After the juju man comes the con man

Photo: Eric Miller/ World BankDoctors and nurses are leaving Africa in droves, in search of higher wages and a better lifestyle. This delights Americans, the British and the Saudis, but what about us in Nigeria?

The good news is that we still have some competent juju-men.

Here’s a story I heard about their skill. Back in my father’s day in eastern Nigeria, a palm wine tapper fractured his leg. He was carried to a juju-man miles away. His relatives gave the old man gifts -- tubers of yam, kola nut, a keg of palm wine and a cock.

After incantations and libations, the juju-man abruptly struck the fracture. The pain was so intense that the patient passed out. When he recovered his senses, he saw the juju-man breaking the leg of the cock. “The day you see this cock walk, you will walk”. And so it was. The villagers tended both the man and the cock. One day the cock stood up. The wooden splints were removed and the tapper walked too.

The treatment was primitive but effective. So effective, in fact, that in 1976 the World Health Organization began to employ "village healers” in African rural health services.

The bad news is even the juju-men are scarce nowadays.

About one in five doctors born in Sub-Saharan Africa are now working abroad. About 20 qualified doctors leave Kenya each month. According to Randall Tobias, the US global AIDS coordinator, there are more Ethiopian-trained doctors practicing in Chicago than in Ethiopia. In Zambia, the public sector only retained 50 out of all the doctors trained in the country’s medical schools from 1978-1999.

Nurses, pharmacists and social services personnel are also leaving, thanks to massive international recruitment drives. Overseas, African nurses can earn as much as 20 times as much as they earn at home. There is a huge shortage in the developed world. The US has 126,000 fewer registered nurses than it needs and this could rise to 800,000 by 2020.

Tens of thousands of doctors from my own country are working in the US, Saudi Arabia and the Gulf States, Europe, Australia and other African countries. The remaining ones are competing for the few available spaces in government-owned teaching hospitals; since only a few private ones are successful.
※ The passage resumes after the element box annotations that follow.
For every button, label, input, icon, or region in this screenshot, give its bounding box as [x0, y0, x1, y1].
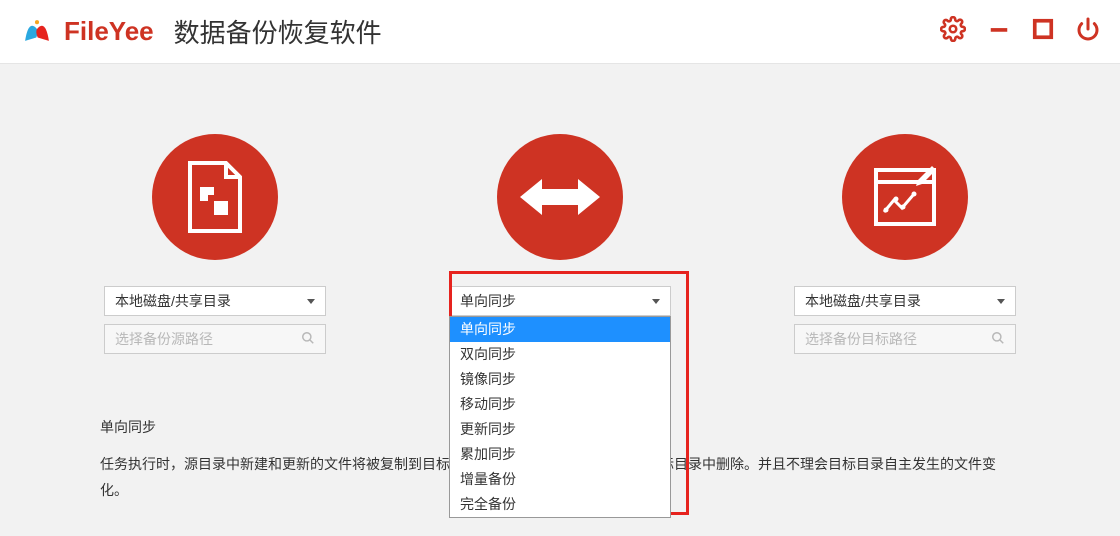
source-icon: [152, 134, 278, 260]
main: 本地磁盘/共享目录 选择备份源路径 单向同步 单向同步双向同步镜像同步移动同步更…: [0, 64, 1120, 504]
columns: 本地磁盘/共享目录 选择备份源路径 单向同步 单向同步双向同步镜像同步移动同步更…: [100, 134, 1020, 354]
mode-column: 单向同步 单向同步双向同步镜像同步移动同步更新同步累加同步增量备份完全备份: [445, 134, 675, 324]
sync-mode-select[interactable]: 单向同步: [449, 286, 671, 316]
source-column: 本地磁盘/共享目录 选择备份源路径: [100, 134, 330, 354]
search-icon: [991, 331, 1005, 348]
logo-icon: [20, 12, 54, 51]
app-title: 数据备份恢复软件: [174, 13, 382, 50]
dropdown-option[interactable]: 完全备份: [450, 492, 670, 517]
chevron-down-icon: [997, 299, 1005, 304]
source-type-select[interactable]: 本地磁盘/共享目录: [104, 286, 326, 316]
target-column: 本地磁盘/共享目录 选择备份目标路径: [790, 134, 1020, 354]
dropdown-option[interactable]: 单向同步: [450, 317, 670, 342]
source-path-input[interactable]: 选择备份源路径: [104, 324, 326, 354]
target-path-input[interactable]: 选择备份目标路径: [794, 324, 1016, 354]
source-type-label: 本地磁盘/共享目录: [115, 291, 231, 311]
source-path-placeholder: 选择备份源路径: [115, 329, 213, 349]
dropdown-option[interactable]: 更新同步: [450, 417, 670, 442]
target-path-placeholder: 选择备份目标路径: [805, 329, 917, 349]
search-icon: [301, 331, 315, 348]
logo-box: FileYee 数据备份恢复软件: [20, 12, 382, 51]
dropdown-option[interactable]: 增量备份: [450, 467, 670, 492]
sync-mode-label: 单向同步: [460, 291, 516, 311]
dropdown-option[interactable]: 双向同步: [450, 342, 670, 367]
chevron-down-icon: [307, 299, 315, 304]
settings-icon[interactable]: [940, 16, 966, 47]
window-controls: [940, 16, 1100, 47]
dropdown-option[interactable]: 移动同步: [450, 392, 670, 417]
brand-name: FileYee: [64, 16, 154, 47]
maximize-icon[interactable]: [1032, 18, 1054, 45]
sync-mode-dropdown: 单向同步双向同步镜像同步移动同步更新同步累加同步增量备份完全备份: [449, 316, 671, 518]
dropdown-option[interactable]: 累加同步: [450, 442, 670, 467]
dropdown-option[interactable]: 镜像同步: [450, 367, 670, 392]
sync-mode-icon: [497, 134, 623, 260]
titlebar: FileYee 数据备份恢复软件: [0, 0, 1120, 64]
minimize-icon[interactable]: [988, 18, 1010, 45]
target-type-label: 本地磁盘/共享目录: [805, 291, 921, 311]
power-icon[interactable]: [1076, 17, 1100, 46]
chevron-down-icon: [652, 299, 660, 304]
target-icon: [842, 134, 968, 260]
target-type-select[interactable]: 本地磁盘/共享目录: [794, 286, 1016, 316]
The problem is worse in rural areas. Villages are overlooked by government health planners. Few qualified doctors are willing to live there and good juju men are a dying breed. So the vacuum is filled by con men who are not qualified in either Western medicine or traditional medicine. They exploit the ignorance of the locals.

A friend of mine works in a teaching hospital and laments the high number of villagers who come from rural clinics to die. He recalled the pathetic story of a child with a minor infection of the chest wall. The local con-man told his parents that she had stepped on a fetish. After two months of absurd concoctions, the infection spread to her chest and her abdomen distended to an unbelievable size. Her parents took her to the hospital and she died there.

Another young girl was dying. A lab test from a village clinic showed that her blood haemoglobin level was normal. But alarm bells went off when the mother produced a list of prescriptions from the technician who had done the test. A technician prescribing drugs! My friend knew that technician pretending to be a doctor might be pretending to be a technician, too. The doctor asked for a second test urgently. In fact, the poor girl was severely anaemic. Fortunately he was able to send her home hale and hearty.

This is an incredible scandal. The Nigerian poor are being murdered by charlatans with no medical background who open clinics to make money. They only refer patients when they feel that they are on death’s door. By then, it is normally too late. And such deaths are seldom reported to the Nigerian Medical Council so that these criminals can be prosecuted.

But the US and other nations who benefit from poaching doctors and nurses from sub-Saharan Africa must share the blame for these tragedies. The World Health Association has suggested more scholarships for African medical students, to reverse the present trend of poor medical schools subsidising American healthcare. Another solution is a compulsory repatriation scheme for immigrant doctors and nurses.

One Nigerian entrepreneur has suggested that the United States should impose a “brain gain tax” to be paid to supplier countries. The funds would be kept in a trust fund and disbursed as salaries of doctors working in village clinics to keep them out of the hands of kleptocrats in the government bureaucracy. Whatever the solution may be, the people of the developed world should realise their health is being subsidised by African sickness.

Chinwuba Iyizoba is an electrical engineer in Enugu, Nigeria.